Telle est l'image par laquelle Stathis Kouvélakis, universitaire et membre de Syriza, un rassemblement de la gauche radicale grecque, démarre un petit billet qui circule sur le net.
Et qu'est-ce que les «Mémorandums»? Rien de moins que les dictats qu'impose la «Troïka» (Commission européenne, Banque centrale européenne et Fonds monétaire international), pour que la Grèce rembourse ses dettes contractées durant les années fastes, lorsque les spéculations sur le bâtiment et tout un éventail de «montages» bancaires ont fait monter en flèche un taux de croissance supérieur à la moyenne européenne.
Ceux qui étaient à la manœuvre, à l'époque, ce sont les banques allemandes et françaises, qui se sont sucrées sur le dos des Grecs, mais aussi sur celui des Espagnols (et leurs villes balnéaires «fantômes» réservées à de riches investisseurs occidentaux), et enfin des Portugais qui ont bu le même calice.
Les «affaires» ont donné des ailes aux Grecs, qui ont organisé les Jeux Olympiques, et permis à Athènes de se hisser au niveau d'une véritable métropole européenne. C'était au siècle dernier...
Années fastes et spéculations
C'était les années fastes d'avant la crise de 2008, provoquée par une autre spéculation qui s'apparente à un sérial-killer: celle des «subprimes» américains. Mais revenons à la Grèce.
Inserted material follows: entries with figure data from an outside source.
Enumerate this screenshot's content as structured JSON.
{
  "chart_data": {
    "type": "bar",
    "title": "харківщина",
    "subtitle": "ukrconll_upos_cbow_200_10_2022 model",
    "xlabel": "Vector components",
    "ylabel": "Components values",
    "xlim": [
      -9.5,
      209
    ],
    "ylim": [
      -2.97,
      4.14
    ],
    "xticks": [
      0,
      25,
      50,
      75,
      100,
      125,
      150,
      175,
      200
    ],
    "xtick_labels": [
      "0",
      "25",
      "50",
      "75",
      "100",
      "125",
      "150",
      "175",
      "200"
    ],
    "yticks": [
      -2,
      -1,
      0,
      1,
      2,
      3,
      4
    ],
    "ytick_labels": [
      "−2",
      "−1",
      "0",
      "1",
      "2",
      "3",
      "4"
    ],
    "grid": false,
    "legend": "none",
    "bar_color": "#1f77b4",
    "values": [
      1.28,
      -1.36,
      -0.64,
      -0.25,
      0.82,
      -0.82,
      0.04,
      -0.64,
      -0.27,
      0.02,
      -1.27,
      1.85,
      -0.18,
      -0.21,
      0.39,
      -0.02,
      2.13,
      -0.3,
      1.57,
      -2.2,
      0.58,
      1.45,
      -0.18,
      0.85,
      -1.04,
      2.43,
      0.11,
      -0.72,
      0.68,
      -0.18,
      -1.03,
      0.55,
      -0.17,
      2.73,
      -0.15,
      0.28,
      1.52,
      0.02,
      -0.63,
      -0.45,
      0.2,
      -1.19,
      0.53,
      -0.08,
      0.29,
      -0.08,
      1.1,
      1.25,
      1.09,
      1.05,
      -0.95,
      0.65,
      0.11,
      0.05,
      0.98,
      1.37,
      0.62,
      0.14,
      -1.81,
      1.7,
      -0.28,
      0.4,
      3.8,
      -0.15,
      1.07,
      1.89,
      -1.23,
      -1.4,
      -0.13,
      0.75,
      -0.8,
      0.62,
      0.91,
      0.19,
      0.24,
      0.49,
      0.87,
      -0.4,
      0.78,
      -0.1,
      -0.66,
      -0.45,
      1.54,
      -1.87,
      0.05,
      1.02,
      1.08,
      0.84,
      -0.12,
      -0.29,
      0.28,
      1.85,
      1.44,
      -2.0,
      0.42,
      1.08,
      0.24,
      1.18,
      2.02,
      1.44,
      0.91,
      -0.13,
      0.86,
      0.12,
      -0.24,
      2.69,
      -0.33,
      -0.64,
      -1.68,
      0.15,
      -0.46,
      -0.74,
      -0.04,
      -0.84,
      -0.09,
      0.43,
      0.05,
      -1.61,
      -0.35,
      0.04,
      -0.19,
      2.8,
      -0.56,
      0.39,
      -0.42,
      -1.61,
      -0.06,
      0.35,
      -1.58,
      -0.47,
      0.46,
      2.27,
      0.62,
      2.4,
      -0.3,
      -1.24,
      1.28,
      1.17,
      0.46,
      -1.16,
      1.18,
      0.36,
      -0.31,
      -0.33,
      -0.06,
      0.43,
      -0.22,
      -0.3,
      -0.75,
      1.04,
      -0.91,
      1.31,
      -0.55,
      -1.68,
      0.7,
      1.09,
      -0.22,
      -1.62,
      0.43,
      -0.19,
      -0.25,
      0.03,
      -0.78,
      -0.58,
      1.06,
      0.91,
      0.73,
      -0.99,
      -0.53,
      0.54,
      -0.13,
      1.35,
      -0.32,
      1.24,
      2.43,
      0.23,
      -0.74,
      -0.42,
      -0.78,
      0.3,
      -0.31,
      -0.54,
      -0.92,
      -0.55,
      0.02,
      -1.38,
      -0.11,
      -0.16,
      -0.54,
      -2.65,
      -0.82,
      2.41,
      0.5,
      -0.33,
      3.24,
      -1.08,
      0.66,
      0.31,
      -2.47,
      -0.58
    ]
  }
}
«A ce train, on peut toutefois supposer que les murs vont bientôt être couverts de suie et qu'Athènes ressemblera à Paris ou Londres des années 1930 – sous cet aspect seulement. Autre résultat (tout aussi désastreux pour l'environnement): les forêts (ou ce qui en reste) sont déboisées de façon sauvage, comme sous l'Occupation– mais aussi les champs d'oliviers, ce qui ne s'était jamais vu, même sous l'Occupation. Effet étrange de ce ''nouveau'' mode de chauffage dans le paysage urbain: on trouve un peu partout, sur des bords de trottoir, des terrains inoccupés, des échoppes ou des stands qui vendent du bois de chauffage un peu partout, qui furent parfois d'anciens points de vente de plantes d'intérieur. Les rues, la plupart du temps vides et mal éclairées, prennent une vague allure semi-rurale.»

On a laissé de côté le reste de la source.